In Peru, the three traditional tocosh-producing regions are Ancash, Huánuco and Junín. The most common preparation of tocosh in the Huánuco region involves using tocosh flour to make a jelly-like dessert called mazamorra.

Tocosh dishes are often prepared for celebratory events.

=== History ===
The fermentation process used to make tocosh was discovered by the Incas (or possibly another of the many cultures within their empire). The Incas believed that tocosh was a gift from Inti, the sun god, for the preservation of the body.

=== Medical uses ===
Potato tocosh is valued for being an effective and low-cost antibiotic, energizer, and probiotic.

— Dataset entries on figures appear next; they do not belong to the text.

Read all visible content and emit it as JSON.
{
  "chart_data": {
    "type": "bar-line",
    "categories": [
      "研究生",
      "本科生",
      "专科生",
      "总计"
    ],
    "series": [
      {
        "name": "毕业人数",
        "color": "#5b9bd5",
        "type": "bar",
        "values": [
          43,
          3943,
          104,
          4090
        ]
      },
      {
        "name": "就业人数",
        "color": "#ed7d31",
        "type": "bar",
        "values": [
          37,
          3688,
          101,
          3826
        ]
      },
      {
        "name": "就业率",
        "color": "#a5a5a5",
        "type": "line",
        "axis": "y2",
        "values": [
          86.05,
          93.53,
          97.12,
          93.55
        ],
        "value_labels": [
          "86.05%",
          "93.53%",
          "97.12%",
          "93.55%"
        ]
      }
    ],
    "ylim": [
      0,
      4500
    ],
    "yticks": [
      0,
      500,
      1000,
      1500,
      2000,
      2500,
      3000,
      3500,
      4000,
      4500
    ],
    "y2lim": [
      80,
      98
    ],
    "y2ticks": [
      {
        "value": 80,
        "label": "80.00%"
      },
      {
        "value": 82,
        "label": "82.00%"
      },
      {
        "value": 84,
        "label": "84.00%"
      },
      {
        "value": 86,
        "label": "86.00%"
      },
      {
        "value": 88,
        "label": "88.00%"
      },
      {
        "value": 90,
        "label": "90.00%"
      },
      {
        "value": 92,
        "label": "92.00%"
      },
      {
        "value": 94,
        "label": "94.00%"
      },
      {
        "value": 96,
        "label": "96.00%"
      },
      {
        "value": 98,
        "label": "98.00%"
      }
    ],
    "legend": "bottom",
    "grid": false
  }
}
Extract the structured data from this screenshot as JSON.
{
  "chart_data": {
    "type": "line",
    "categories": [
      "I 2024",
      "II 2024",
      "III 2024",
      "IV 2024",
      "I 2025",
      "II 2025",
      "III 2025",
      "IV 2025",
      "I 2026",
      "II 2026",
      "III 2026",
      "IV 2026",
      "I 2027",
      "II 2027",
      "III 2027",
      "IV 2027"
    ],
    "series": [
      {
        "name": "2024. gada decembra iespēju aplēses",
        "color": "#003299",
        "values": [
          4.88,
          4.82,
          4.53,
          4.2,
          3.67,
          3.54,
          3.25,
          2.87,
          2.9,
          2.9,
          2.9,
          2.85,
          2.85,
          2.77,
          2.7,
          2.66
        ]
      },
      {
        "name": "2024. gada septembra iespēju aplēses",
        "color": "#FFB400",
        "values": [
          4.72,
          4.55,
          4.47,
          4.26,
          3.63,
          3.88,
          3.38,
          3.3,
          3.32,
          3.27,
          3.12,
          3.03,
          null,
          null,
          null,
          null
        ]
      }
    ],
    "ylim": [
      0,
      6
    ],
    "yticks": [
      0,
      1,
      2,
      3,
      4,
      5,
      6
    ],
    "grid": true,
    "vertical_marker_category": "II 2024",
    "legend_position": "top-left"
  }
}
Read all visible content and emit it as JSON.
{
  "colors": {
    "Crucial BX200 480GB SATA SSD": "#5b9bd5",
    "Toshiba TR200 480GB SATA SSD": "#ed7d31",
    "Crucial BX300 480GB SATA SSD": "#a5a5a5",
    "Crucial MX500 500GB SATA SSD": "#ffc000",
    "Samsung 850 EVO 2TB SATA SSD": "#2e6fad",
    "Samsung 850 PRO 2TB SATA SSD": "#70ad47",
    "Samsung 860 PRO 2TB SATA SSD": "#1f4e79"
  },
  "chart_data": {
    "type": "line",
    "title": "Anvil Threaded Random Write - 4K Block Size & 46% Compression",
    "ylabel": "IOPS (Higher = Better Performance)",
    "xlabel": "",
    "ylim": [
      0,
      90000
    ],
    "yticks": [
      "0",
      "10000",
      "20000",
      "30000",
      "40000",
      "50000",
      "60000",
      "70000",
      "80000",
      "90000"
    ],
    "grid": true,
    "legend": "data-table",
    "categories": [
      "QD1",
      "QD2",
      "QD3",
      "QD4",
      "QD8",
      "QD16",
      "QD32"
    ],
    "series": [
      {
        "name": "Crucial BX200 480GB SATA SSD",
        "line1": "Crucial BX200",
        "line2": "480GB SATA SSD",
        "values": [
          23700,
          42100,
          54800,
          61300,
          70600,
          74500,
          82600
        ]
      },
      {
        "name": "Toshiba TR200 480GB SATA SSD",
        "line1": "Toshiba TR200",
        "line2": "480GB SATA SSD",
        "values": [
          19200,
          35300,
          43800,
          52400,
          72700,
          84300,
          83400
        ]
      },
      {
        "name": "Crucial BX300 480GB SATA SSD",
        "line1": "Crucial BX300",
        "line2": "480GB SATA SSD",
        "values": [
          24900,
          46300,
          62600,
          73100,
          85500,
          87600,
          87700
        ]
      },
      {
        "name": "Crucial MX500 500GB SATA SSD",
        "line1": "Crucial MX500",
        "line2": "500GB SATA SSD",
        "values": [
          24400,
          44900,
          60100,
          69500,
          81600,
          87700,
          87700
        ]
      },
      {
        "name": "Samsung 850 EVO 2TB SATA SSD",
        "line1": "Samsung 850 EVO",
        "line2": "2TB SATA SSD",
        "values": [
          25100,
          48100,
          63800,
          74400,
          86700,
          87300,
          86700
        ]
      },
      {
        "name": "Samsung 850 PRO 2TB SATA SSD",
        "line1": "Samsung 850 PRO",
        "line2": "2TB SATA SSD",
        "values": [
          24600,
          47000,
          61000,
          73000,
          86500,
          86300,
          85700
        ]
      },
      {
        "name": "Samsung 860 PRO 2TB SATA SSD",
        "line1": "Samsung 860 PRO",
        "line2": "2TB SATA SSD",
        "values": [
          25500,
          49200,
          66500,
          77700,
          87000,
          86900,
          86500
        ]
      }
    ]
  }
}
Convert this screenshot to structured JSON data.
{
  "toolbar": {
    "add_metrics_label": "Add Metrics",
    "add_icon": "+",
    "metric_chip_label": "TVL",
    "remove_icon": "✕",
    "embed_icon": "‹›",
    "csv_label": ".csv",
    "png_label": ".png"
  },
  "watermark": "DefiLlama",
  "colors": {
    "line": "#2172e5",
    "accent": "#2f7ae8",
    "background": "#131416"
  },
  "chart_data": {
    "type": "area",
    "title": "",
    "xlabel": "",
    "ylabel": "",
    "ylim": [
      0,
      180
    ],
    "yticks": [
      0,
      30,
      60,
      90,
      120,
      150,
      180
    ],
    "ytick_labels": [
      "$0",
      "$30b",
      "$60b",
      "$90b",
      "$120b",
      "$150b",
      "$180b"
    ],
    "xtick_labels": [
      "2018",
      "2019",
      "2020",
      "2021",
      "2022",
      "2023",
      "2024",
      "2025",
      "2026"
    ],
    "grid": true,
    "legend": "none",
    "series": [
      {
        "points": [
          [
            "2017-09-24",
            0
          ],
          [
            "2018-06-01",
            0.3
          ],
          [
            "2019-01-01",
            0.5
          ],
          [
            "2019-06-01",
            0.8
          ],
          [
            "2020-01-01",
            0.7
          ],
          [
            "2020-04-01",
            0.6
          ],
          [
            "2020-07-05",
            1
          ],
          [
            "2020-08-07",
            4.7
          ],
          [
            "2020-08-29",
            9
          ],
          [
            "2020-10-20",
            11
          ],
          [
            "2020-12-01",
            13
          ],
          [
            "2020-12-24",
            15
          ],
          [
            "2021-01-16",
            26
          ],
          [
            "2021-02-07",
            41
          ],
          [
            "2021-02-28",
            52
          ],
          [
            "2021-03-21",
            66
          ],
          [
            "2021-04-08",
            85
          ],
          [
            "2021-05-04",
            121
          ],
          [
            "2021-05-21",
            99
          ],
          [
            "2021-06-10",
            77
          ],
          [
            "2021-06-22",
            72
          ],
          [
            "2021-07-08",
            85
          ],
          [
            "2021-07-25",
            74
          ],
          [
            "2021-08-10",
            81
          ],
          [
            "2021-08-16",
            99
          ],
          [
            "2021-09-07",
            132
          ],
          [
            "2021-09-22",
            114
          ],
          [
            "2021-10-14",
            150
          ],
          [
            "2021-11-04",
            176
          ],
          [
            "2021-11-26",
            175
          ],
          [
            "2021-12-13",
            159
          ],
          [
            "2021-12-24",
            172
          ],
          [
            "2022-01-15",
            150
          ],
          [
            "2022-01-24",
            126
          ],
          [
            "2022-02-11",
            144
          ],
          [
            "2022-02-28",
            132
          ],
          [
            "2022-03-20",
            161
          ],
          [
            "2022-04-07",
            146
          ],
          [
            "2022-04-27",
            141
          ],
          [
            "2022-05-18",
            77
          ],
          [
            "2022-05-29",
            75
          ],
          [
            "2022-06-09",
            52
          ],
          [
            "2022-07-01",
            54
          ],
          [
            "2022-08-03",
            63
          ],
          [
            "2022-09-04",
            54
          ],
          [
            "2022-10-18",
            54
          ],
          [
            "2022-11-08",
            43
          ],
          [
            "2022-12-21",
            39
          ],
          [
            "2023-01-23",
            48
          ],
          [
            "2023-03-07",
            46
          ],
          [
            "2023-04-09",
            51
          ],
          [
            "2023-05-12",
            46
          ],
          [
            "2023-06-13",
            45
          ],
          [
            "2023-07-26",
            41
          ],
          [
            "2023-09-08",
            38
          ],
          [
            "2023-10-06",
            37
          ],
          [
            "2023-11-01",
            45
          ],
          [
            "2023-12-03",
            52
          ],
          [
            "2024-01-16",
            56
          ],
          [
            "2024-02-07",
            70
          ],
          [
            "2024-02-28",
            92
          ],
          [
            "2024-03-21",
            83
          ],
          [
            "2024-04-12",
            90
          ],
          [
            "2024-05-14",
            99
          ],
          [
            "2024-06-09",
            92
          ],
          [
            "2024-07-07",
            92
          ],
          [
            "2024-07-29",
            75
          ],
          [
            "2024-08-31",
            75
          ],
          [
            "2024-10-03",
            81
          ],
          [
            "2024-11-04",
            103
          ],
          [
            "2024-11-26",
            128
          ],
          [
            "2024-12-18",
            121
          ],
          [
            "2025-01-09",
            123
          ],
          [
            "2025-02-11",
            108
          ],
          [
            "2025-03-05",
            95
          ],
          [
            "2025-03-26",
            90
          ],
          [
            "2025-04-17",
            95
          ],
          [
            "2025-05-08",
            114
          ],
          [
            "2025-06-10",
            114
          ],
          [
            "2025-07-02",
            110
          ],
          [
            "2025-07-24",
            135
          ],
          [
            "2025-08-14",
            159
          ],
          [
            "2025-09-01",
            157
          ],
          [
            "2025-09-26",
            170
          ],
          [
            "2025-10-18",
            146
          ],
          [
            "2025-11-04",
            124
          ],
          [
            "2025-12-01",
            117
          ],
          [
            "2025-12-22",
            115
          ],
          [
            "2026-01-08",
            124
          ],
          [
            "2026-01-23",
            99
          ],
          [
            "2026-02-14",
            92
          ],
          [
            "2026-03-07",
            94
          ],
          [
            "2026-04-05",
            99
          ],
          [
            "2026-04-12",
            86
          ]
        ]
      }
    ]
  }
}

Traditionally, tocosh is used during postpartum care and for treating colds, pneumonia, and wounds. Additionally, it can be used to treat hemorrhoids and gastric ulcers, gastrointestinal infections, and altitude sickness, and it protects the gastric mucosa. Due to the fermentation process used to make tocosh, it often contains antibiotics. For this reason, tocosh is sometimes called "the penicillin of the Andes."

Though made via the same process, corn tocosh does not have the same properties as potato tocosh.

Chemical composition analyses of tocosh have revealed the presence of fatty acids, free amino acids, macro- and micronutrients, and the vitamins thiamine and riboflavin, among other vitamins and minerals. The tocosh fermentation process allows these nutrients to be found in simpler, easily assimilated forms. It also increases the linoleic and calcium content.

Because of these properties, tocosh is recommended as a nutritionally beneficial food for children.

== Preparation ==
A hole 1.5 m deep and 1 m in diameter is dug in the ground, and its base and side are covered with ichu grass. Then, the well is filled with potato pulp or maize, with a layer of grass added between each 30 cm of potatoes. When the well is full, it is covered with a final blanket of grass and topped with stones. Finally, through a small acequia (canal) the well is filled with water. Water is then allowed to run permanently through the well. A pool of water with a current (as on the bank of a stream) can also be used, and the potato or maize is placed instead in a mesh bag off grass covered with stones.

The tocosh is left in the water for a period ranging from four months to two years. When a foam with a strong rotten smell rises to the surface, the tocosh is ready to be collected. The food is then dried in the sun and can be eaten or stored.